A cláusula precisa ser anterior ao dano — e a admissão é o lugar certo. Há orientação jurisprudencial específica sobre isso. A OJ 160 da SBDI-1 do TST estabelece que "é inválida a presunção de vício de consentimento resultante do fato de ter o empregado anuído expressamente com descontos salariais na oportunidade da admissão", exigindo "demonstração concreta do vício de vontade". Ou seja: assinar na admissão não vicia por si só o consentimento — quem alega vício precisa prová-lo. O inverso é que é frágil: termo colhido no dia da conversa difícil nasce cercado de circunstância.

Há um teto, e ele tem número. A OJ 18 da SDC do TST fixa que "os descontos efetuados com base em cláusula de acordo firmado entre as partes não podem ser superiores a 70% do salário base percebido pelo empregado, pois deve-se assegurar um mínimo de salário em espécie ao trabalhador". É o parâmetro que falta na maior parte das políticas internas — que costumam escalonar por intuição.

O instrumento coletivo pode ser decisivo. A OJ 251 da SBDI-1 trata de hipótese concreta: é lícito o desconto referente à devolução de cheques sem fundos "quando o frentista não observar as recomendações previstas em instrumento coletivo". O caso é de posto de combustível, mas a lógica é transponível: regra de conduta escrita em norma coletiva sustenta o desconto que a política interna sozinha não sustentaria.

A cláusula não substitui a apuração. Ela autoriza o desconto quando há dano; não dispensa demonstrar que houve dano, qual foi o valor e qual a relação com a conduta do empregado. Desconto sem apuração é arbitrário mesmo com cláusula.

O valor deve ser demonstrável. Orçamento, nota fiscal, laudo, registro de ocorrência. Estimativa interna sem lastro é o ponto em que a maior parte dos descontos cai.

A oportunidade de manifestação vale mais do que parece. Registrar que o empregado foi ouvido, e o que respondeu, muda a qualidade da prova sem custo nenhum.

Parcelamento é decisão de risco, não de gentileza. Desconto integral em uma folha tende a atrair discussão sobre a intangibilidade do salário; o escalonamento reduz esse atrito — e o teto de 70% da OJ 18 da SDC é o piso de referência para dimensioná-lo.

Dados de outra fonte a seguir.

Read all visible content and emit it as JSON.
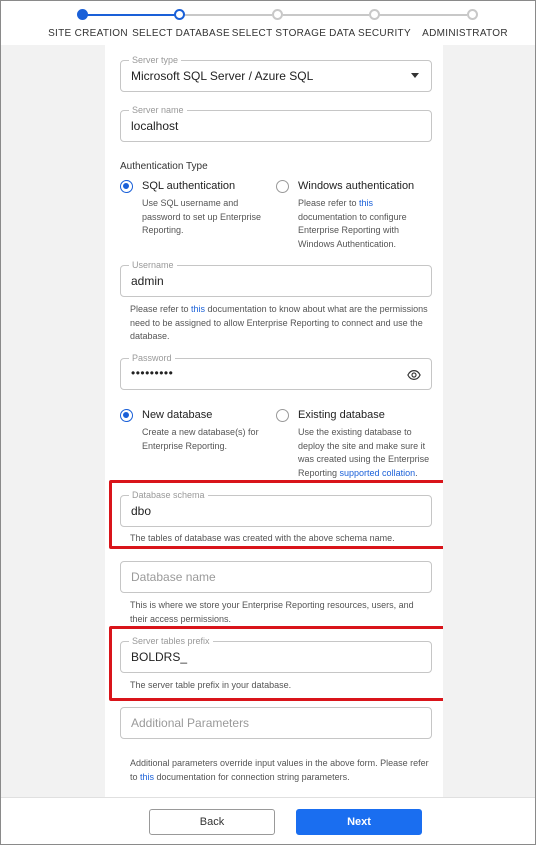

Ressarcimento não depende de desconto. Ainda que o desconto não seja possível, a empresa pode buscar o ressarcimento pela via própria. O que o art. 462 disciplina é a autotutela na folha, não o direito ao ressarcimento.

IV Checklist

  • O contrato de trabalho tem cláusula expressa de responsabilidade por dano, assinada na admissão?
  • A cláusula descreve as situações alcançadas, sem se limitar a uma fórmula genérica?
  • Existe procedimento interno de apuração, com registro de ocorrência?
  • O valor do dano está lastreado em documento externo (orçamento, nota, laudo)?
  • O empregado foi ouvido, e isso está registrado?
  • O desconto foi discriminado no recibo de pagamento?
  • O desconto respeita escalonamento compatível com a remuneração, observado o teto de 70% do salário base (OJ 18 da SDC do TST)?
  • A cláusula foi assinada na ADMISSÃO — hipótese em que a OJ 160 da SBDI-1 afasta a presunção de vício de consentimento?
  • Há norma coletiva que discipline a conduta cujo descumprimento gera o desconto (OJ 251 da SBDI-1)?
  • Se não há cláusula, a empresa avaliou a via de ressarcimento em vez do desconto?
  • Os descontos de planos e seguros têm autorização PRÉVIA e POR ESCRITO do empregado, em benefício dele (Súmula 342 do TST)?

V Conclusão

O art. 462 não impede a empresa de recuperar prejuízo. Ele decide quem pode retirar valor do salário por conta própria, e sob que condição.

A condição está escrita, é barata e é anterior ao problema: uma cláusula na admissão. Empresas que a têm discutem o mérito do dano. Empresas que não a têm discutem o desconto — e discutem em posição pior.

Quem revisa o modelo de contrato de trabalho uma vez resolve o tema para toda a base. Quem descobre a lacuna no primeiro incidente resolve caso a caso, e sempre depois.